So, what happens when you’re responsible for protecting a highly valuable client, who has a contract set against him — and in the middle of all this, you have to find the person who’s stolen your identity? If your name is Lobo, an intergalactic bounty hunter, it’s all in a days work.
Created in 1983 by Roger Slifer and Keith Giffen, Lobo has often been referred to as DC Comics’ version of Wolverine and The Punisher. He is brash and he inflicts his own style of violent justice. Now comes Volume 1, titled Targets, which is a collection of the first six issues of Lobo’s revival/return to his own solo series for the DC universe of the New 52. His return is done in grand style from the first page onward.
Written by Cullen Bunn (DC’s Sinestro & Marvel’s Deadpool) with artwork by Reilly Brown and Nelson Decastro, this latest incarnation of the anti-hero biker is a very different take from the tale from the 1980s and ‘90s. Gone is the steroid-rage wrestler type, replaced now by a lean and still quite mean younger, suave looking athletic type. He’s more James Bond than Hulk Hogan. Does it work? For the most part, it does but not without some issues.
The opening panels have Bunn set the stage where there can only be one Lobo. The scene begins shortly after one Lobo decapitates another character with the victor making the proclamation of being the true Lobo. Afterwards, the new Lobo experiences several nightmares that haunt him regarding his home world of Czarnia and a past lover. Bunn gives us a tease of this character’s past, who he was and who he is now.
Later, as we turn the pages, we see that Lobo while in prison, is given an offer by a would-be client that’s hard to refuse. He is offered bail money and payment in exchange for hunting down the galaxy’s deadliest assassins. We learn that these six assassins are headed to the planet Earth, each with a contract on the same target. The client wants to hire Lobo to prevent the execution. Given a choice between jail and freedom, Lobo accepts and heads to Earth.

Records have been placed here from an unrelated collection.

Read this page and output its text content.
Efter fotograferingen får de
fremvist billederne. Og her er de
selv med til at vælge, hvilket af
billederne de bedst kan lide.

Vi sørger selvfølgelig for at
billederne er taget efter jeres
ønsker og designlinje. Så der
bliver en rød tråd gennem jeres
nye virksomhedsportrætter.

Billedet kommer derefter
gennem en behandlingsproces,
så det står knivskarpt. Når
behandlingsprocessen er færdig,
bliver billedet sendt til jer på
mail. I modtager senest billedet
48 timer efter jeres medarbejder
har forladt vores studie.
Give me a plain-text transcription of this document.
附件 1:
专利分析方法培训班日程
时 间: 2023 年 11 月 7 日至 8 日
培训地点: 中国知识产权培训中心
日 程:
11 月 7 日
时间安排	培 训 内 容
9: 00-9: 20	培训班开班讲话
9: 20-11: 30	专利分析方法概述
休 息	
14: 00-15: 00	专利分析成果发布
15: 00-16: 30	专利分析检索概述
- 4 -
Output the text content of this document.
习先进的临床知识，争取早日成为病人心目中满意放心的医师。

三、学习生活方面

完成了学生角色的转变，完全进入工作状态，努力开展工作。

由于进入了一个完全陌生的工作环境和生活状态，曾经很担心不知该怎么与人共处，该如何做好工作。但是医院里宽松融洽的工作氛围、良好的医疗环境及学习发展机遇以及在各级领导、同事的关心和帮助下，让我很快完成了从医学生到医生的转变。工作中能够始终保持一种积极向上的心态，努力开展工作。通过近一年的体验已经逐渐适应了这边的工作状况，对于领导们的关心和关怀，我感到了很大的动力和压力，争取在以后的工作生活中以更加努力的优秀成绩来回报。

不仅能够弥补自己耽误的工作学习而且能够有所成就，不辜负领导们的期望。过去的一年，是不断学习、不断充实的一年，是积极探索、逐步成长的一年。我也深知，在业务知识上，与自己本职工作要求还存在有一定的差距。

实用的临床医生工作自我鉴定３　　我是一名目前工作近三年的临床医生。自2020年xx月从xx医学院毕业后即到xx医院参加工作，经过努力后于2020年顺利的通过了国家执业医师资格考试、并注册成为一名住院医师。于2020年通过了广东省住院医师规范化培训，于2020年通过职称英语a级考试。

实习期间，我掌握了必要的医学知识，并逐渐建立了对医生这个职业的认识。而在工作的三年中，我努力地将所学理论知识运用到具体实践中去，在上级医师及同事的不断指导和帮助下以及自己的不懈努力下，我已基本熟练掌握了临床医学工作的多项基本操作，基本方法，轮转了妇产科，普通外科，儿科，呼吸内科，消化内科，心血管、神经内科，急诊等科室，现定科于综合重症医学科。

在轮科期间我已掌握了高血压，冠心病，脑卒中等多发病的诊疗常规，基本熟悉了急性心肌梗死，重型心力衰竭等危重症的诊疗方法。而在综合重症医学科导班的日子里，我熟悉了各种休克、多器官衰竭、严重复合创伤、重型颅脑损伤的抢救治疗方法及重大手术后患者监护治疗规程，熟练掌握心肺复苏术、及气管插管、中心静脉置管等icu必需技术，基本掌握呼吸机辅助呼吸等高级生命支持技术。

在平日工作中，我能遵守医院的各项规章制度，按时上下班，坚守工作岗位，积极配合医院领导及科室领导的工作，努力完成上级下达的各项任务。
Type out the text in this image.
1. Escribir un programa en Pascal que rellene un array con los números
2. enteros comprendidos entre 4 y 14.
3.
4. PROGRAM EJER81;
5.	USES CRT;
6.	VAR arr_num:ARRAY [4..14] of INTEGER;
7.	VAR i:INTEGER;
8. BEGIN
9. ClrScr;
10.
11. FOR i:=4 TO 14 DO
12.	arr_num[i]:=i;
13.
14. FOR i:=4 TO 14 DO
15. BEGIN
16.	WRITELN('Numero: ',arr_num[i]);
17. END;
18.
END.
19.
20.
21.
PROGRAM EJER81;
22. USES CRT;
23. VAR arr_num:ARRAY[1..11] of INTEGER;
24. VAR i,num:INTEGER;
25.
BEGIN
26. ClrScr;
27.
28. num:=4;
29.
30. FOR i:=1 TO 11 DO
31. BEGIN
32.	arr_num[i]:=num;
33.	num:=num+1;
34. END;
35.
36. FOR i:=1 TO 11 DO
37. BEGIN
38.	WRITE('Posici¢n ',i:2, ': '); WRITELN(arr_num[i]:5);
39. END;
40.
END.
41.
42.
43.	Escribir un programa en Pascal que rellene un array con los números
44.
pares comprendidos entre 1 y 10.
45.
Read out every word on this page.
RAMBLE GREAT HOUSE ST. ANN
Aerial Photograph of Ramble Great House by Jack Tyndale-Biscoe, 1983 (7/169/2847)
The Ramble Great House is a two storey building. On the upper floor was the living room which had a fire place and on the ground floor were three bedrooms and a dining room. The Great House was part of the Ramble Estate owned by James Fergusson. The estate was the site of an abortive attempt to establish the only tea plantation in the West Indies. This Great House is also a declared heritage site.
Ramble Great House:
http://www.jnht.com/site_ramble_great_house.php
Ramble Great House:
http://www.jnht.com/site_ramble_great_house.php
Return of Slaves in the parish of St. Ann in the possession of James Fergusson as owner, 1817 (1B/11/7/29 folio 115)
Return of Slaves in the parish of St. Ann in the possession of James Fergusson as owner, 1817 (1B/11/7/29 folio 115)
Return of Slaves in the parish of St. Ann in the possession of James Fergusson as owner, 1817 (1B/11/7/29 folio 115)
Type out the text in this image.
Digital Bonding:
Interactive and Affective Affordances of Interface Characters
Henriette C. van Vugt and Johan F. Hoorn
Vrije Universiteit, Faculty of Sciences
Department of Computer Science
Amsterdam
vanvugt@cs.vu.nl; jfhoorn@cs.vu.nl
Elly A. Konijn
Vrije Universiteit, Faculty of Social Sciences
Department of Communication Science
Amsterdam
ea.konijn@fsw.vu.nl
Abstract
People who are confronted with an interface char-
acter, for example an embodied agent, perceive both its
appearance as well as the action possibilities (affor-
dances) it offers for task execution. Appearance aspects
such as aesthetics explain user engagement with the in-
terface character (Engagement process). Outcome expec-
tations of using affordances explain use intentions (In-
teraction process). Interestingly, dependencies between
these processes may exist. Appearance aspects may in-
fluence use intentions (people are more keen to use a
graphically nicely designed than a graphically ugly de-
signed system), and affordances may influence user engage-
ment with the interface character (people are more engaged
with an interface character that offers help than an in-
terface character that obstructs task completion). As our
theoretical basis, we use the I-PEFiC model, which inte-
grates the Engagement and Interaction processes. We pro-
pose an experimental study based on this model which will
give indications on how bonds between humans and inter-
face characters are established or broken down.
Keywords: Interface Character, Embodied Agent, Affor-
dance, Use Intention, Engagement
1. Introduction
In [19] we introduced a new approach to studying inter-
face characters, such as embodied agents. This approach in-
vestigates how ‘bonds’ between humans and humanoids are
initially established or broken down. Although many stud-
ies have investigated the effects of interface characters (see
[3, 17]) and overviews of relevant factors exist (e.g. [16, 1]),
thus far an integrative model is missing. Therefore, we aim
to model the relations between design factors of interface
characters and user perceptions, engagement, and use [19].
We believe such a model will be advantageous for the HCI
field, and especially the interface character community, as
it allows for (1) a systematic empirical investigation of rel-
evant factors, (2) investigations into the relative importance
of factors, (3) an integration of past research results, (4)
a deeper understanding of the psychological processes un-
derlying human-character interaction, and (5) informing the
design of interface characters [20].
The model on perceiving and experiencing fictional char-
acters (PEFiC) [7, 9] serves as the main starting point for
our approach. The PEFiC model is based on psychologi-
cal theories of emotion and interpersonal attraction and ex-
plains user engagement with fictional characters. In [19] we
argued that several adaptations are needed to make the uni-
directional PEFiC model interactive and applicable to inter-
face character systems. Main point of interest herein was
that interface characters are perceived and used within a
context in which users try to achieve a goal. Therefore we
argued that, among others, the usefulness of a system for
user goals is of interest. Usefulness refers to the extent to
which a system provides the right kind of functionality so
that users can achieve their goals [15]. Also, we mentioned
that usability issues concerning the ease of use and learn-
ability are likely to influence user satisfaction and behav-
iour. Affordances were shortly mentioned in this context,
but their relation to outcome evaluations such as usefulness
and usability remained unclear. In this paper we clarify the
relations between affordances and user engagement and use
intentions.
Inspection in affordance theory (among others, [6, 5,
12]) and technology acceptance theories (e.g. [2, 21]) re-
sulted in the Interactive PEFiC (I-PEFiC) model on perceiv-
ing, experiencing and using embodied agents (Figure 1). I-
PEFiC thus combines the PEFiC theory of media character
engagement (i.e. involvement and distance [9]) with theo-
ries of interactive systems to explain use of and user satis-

This ends up being a worthwhile introduction. Writer Bunn does not make it complex with too many details of the type that can oftentimes bog down a plot. It’s kept very simple, and Bunn gives the reader just enough about Lobo’s back-story and what he is capable of doing to keep us interested. The story isn’t overly great but there is enough there for a fan of this character to take in, digest and hunger for more. And at the end of the day, that’s all any reader could ever ask.
One of the things I did appreciate the most about this graphic novel was the fight scenes and action sequences that were showcased. The attention to detail was spot on and beautiful, a huge credit to both Brown and DeCastro, who show a keen eye. I expect to see more of the same going forward. Very rarely do you see a dark and violent world depicted so brightly and with such vivid flare.
If you’re a fan of either the original ‘80s style Lobo that first appeared in Omega Men #3 or his ‘90s return as the anti-hero biker, the character itself is relatively the same, with just a fresher take and approach. Like pretty much with every other New 52 character, a new approach to an old character is par for the course. While some may not embrace it as easily as others there are those who embrace change and are willing to give anything a chance.
I think the best way to look at this new Lobo is with a fresh pair of eyes. It’s better to not compare him with the past but instead see him as a brand new character altogether for the next generation of comic book fans. The biggest issue I have with this new representation is his lack of uniqueness. There is nothing here to help differentiate him from other DC characters that have an edge to them. Granted this is only the first volume of his character development. We did get some teases of his past in this book. So perhaps Bunn is pacing himself. We’ll have to wait and see with future installments.
Finally, while I don’t feel like Lobo is my cup of tea, he reminds me more of The Punisher than Wolverine and I’m not a big Punisher fan. That aside, I do however believe that the DC Universe or any comic book universe for that matter is big enough and diverse enough for all taste. In the end, I recommend Volume 1: Targets to those who crave a different kind of hero or in Lobo’s case, anti-hero. I think writer Bunn does a solid enough job with his storytelling, which is quite entertaining if not slightly uneven given the aforementioned lack of uniqueness of the character.
But the real strength here is in the artwork itself. It’s the art that takes center stage and becomes the main reason why this graphic novel is such a page-turner. It is beautiful and dazzling to look at. The colors, the representation of the characters is simply gorgeous. Even the mayhem is something to behold. It reminds you why we love this medium of storytelling.